Danish scientists have found the oldest-known reference to the Norse god of war, Odin, on an ancient gold disc.
The research team from the National Museum in Copenhagen announced that a gold disc discovered in 2020 is unequivocal evidence that shows Odin — one of the supreme gods of the Nordic pagan religions — was worshiped as early as 401.
Odin was also the god of war and death who ruled over Valhalla, a majestic hall dedicated to those killed in battle, according to Nordic religion.
He was predominantly worshipped by Norse and later Viking kings, warrior chieftains, and their men, according to the National Museum of Denmark.
The disc carries the inscription “He is Odin’s man.” It is believed to refer to the figure portrayed on the disc, an unknown king or great man, who may have had the nickname “Jaga” or “Jagaz,” said the National Museum.

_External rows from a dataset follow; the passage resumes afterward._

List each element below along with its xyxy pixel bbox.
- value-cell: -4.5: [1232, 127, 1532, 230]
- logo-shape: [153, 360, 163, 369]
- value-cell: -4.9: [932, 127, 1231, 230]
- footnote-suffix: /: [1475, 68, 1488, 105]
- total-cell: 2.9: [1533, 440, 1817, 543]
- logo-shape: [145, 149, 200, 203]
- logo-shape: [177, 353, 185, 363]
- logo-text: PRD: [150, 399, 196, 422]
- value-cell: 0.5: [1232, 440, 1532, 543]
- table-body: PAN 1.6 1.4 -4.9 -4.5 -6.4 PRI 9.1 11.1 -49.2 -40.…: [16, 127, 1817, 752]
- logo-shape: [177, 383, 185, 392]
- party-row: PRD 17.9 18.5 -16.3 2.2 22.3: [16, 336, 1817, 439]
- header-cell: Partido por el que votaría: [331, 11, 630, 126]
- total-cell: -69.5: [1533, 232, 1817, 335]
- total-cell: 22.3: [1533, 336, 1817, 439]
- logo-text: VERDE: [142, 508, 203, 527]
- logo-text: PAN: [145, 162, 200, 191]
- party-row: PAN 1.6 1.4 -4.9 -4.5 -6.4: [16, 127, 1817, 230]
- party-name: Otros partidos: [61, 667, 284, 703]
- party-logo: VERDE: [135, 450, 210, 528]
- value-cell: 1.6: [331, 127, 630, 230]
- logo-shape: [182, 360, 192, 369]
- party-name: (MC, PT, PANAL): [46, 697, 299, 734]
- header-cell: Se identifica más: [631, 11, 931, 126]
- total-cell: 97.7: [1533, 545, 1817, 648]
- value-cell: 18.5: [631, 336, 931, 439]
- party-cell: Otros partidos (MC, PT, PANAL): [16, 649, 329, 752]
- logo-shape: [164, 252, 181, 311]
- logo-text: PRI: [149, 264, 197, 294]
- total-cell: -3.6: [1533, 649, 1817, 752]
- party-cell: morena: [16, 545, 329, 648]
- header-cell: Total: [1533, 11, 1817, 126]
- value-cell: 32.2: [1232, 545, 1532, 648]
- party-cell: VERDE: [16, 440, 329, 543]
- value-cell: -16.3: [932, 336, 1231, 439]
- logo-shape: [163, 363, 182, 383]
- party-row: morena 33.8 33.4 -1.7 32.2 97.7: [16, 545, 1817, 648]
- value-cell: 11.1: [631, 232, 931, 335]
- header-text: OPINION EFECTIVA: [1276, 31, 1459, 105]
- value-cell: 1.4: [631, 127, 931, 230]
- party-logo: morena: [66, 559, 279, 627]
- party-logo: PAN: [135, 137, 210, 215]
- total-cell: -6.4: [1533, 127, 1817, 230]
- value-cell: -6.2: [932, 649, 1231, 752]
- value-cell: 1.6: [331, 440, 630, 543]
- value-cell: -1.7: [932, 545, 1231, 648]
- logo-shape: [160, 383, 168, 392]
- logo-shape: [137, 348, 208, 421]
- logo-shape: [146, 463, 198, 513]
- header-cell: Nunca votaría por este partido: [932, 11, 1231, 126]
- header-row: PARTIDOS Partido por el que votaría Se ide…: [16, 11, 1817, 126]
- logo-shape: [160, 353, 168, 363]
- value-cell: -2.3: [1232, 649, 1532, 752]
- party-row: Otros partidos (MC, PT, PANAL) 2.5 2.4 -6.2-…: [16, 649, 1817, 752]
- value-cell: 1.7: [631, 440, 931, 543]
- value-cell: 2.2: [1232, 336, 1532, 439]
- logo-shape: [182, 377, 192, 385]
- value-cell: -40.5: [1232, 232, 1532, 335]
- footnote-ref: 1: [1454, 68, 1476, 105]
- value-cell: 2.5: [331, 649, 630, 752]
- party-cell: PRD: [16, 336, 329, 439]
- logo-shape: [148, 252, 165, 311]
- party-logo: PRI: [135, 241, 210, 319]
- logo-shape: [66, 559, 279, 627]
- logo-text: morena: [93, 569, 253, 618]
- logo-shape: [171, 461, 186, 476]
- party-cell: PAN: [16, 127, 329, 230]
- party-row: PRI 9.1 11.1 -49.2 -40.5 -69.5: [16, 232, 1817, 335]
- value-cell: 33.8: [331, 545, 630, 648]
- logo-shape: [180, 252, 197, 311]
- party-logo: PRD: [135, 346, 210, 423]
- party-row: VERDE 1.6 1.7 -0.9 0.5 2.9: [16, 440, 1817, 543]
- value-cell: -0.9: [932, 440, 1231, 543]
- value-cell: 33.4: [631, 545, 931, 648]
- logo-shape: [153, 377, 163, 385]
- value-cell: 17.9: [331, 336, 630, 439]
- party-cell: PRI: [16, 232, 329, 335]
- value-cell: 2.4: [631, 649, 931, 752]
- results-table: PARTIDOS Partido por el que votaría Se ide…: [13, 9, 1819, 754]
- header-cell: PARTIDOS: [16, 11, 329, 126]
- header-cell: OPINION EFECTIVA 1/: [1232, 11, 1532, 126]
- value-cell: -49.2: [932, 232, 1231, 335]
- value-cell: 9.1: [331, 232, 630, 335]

There is a recognizable swastika symbol on the disc, which was a sign of well-being and long life to the pagans of northern Europe and Scandinavia.
National Museum’s runologist and script researcher Lisbeth Imer, who discovered the disc along with linguist Krister Vasshus, said: “It is the first time in world history that Odin’s name is mentioned, and it takes Norse mythology all the way back to the beginning of the 4th century.”
Vasshus described It as a “huge discovery” and a moment of “pure ecstasy.”
“This type of inscription is extremely rare, we find one maybe every 50 years, and this time it has turned out to be world history,” said Vasshus.
The disc was part of a trove discovered by an amateur metal detectorist in 2020. It included 2.2 pounds of gold medallions the size of saucers and Roman coins made into jewelry. It was unearthed in the village of Vindelev, central Jutland, and dubbed the Vindelev Hoard. Historians believe it was buried more than 1,500 years ago.